- Start Date: 2014-06-02
- RFC PR #: (leave this empty)
- Rust Issue #: (leave this empty)
Summary
Allow functions to return unboxed abstract types, written impl Trait for
"some hidden type T such that T: Trait".
These types specify a trait bound, but hide the concrete type implementing the bound. Unlike trait objects, but like generics, the actual type of an unboxed abstract type is statically known and sized, and will thus generate statically-dispatched code.
Optionally, allow unboxed abstract type syntax to be used elsewhere (function arguments, structs) as a shorthand for generics.
Motivation
In today's Rust, you can write a function signature like
fn consume_iter_static<I: Iterator<u8>>(iter: I)
fn consume_iter_dynamic(iter: Box<Iterator<u8>>)In both cases, the function does not depend on the exact type of the argument. The type is held "abstract", and is assumed only to satisfy a trait bound.
- In the
_staticversion using generics, each use of the function is specialized to a concrete, statically-known type, giving static dispatch, inline layout, and other performance wins. - In the
_dynamicversion using trait objects, the concrete argument type is only known at runtime using a vtable.
On the other hand, while you can write
fn produce_iter_dynamic() -> Box<Iterator<u8>>you cannot write something like
fn produce_iter_static() -> Iterator<u8>That is, in today's Rust, abstract return types can only be written using trait objects, which
can be a significant performance penalty.
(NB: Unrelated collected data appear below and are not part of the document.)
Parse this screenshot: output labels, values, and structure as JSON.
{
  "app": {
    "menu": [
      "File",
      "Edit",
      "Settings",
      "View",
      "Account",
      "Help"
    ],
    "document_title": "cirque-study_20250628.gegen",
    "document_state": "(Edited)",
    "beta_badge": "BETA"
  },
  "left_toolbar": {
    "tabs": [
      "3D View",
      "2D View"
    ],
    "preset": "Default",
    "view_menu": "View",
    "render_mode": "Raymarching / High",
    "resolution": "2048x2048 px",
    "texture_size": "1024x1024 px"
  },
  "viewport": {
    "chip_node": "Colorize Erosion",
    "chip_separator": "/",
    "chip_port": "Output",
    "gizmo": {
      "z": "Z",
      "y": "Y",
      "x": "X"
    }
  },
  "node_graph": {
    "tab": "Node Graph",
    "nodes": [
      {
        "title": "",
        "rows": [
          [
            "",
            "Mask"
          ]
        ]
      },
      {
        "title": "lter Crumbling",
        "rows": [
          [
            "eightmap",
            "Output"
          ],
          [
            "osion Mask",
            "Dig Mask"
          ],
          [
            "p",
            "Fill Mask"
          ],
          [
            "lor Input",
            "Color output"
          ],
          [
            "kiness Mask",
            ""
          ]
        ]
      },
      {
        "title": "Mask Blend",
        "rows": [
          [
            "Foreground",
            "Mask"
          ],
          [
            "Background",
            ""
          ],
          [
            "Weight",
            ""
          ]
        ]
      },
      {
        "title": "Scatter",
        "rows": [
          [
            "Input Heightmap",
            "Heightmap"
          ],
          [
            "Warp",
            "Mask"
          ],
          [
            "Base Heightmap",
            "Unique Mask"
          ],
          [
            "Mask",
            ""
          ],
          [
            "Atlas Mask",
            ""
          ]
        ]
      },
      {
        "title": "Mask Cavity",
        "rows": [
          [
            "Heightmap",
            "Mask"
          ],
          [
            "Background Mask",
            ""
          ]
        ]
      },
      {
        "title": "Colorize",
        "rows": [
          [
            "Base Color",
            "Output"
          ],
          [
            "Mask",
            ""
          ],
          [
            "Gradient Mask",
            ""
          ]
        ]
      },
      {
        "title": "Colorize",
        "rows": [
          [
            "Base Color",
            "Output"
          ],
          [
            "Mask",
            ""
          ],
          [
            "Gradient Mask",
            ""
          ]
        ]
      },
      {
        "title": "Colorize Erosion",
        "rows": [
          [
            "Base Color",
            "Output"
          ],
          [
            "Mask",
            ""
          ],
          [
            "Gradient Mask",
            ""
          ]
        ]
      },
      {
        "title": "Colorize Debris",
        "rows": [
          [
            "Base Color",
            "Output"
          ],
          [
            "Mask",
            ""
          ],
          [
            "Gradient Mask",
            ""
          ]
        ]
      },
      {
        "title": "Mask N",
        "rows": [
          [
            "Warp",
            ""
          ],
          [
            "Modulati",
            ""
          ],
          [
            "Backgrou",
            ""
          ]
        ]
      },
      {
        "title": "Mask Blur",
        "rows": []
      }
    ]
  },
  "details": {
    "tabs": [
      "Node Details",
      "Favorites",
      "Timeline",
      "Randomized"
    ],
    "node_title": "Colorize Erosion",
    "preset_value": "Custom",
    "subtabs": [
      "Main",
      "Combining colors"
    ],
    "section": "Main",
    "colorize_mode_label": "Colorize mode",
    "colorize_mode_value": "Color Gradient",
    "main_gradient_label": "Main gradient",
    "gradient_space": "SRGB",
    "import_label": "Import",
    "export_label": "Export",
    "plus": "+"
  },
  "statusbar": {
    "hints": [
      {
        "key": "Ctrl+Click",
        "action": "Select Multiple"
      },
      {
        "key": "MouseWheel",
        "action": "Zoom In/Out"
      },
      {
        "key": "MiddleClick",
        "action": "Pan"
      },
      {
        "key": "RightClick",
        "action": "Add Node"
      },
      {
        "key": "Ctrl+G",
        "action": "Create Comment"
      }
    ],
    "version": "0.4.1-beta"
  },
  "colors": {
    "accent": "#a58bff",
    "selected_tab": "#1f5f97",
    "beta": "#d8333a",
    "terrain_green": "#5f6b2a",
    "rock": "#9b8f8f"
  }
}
This RFC proposes "unboxed abstract
types" as a way of achieving signatures like produce_iter_static. Like
generics, unboxed abstract types guarantee static dispatch and inline data
layout.
Here are some problems that unboxed abstract types solve or mitigate:
-
Returning unboxed closures. The ongoing work on unboxed closures expresses closures using traits. Sugar for closures generates an anonymous type implementing a closure trait. Without unboxed abstract types, there is no way to use this sugar while returning the resulting closure unboxed, because there is no way to write the name of the generated type.
-
Leaky APIs. Functions can easily leak implementation details in their return type, when the API should really only promise a trait bound. For example, a function returning
Rev<Splits<'a, u8>>is revealing exactly how the iterator is constructed, when the function should only promise that it returns some type implementingIterator<u8>. Using newtypes/structs with private fields helps, but is extra work. Unboxed abstract types make it as easy to promise only a trait bound as it is to return a concrete type. -
Complex types. Use of iterators in particular can lead to huge types:
Chain<Map<'a, (int, u8), u16, Enumerate<Filter<'a, u8, vec::MoveItems<u8>>>>, SkipWhile<'a, u16, Map<'a, &u16, u16, slice::Items<u16>>>>
Even when using newtypes to hide the details, the type still has to be written out, which can be very painful. Unboxed abstract types only require writing the trait bound.
-
Documentation. In today's Rust, reading the documentation for the
Iteratortrait is needlessly difficult. Many of the methods return new iterators, but currently each one returns a different type (Chain,Zip,Map,Filter, etc), and it requires drilling down into each of these types to determine what kind of iterator they produce.
In short, unboxed abstract types make it easy for a function signature to promise nothing more than a trait bound, and do not generally require the function's author to write down the concrete type implementing the bound.
Detailed design
Note: this design borrows from
The basic idea is to allow code like the following:
pub fn produce_iter_static() -> impl Iterator<int> {
range(0, 10).rev().map(|x| x * 2).skip(2)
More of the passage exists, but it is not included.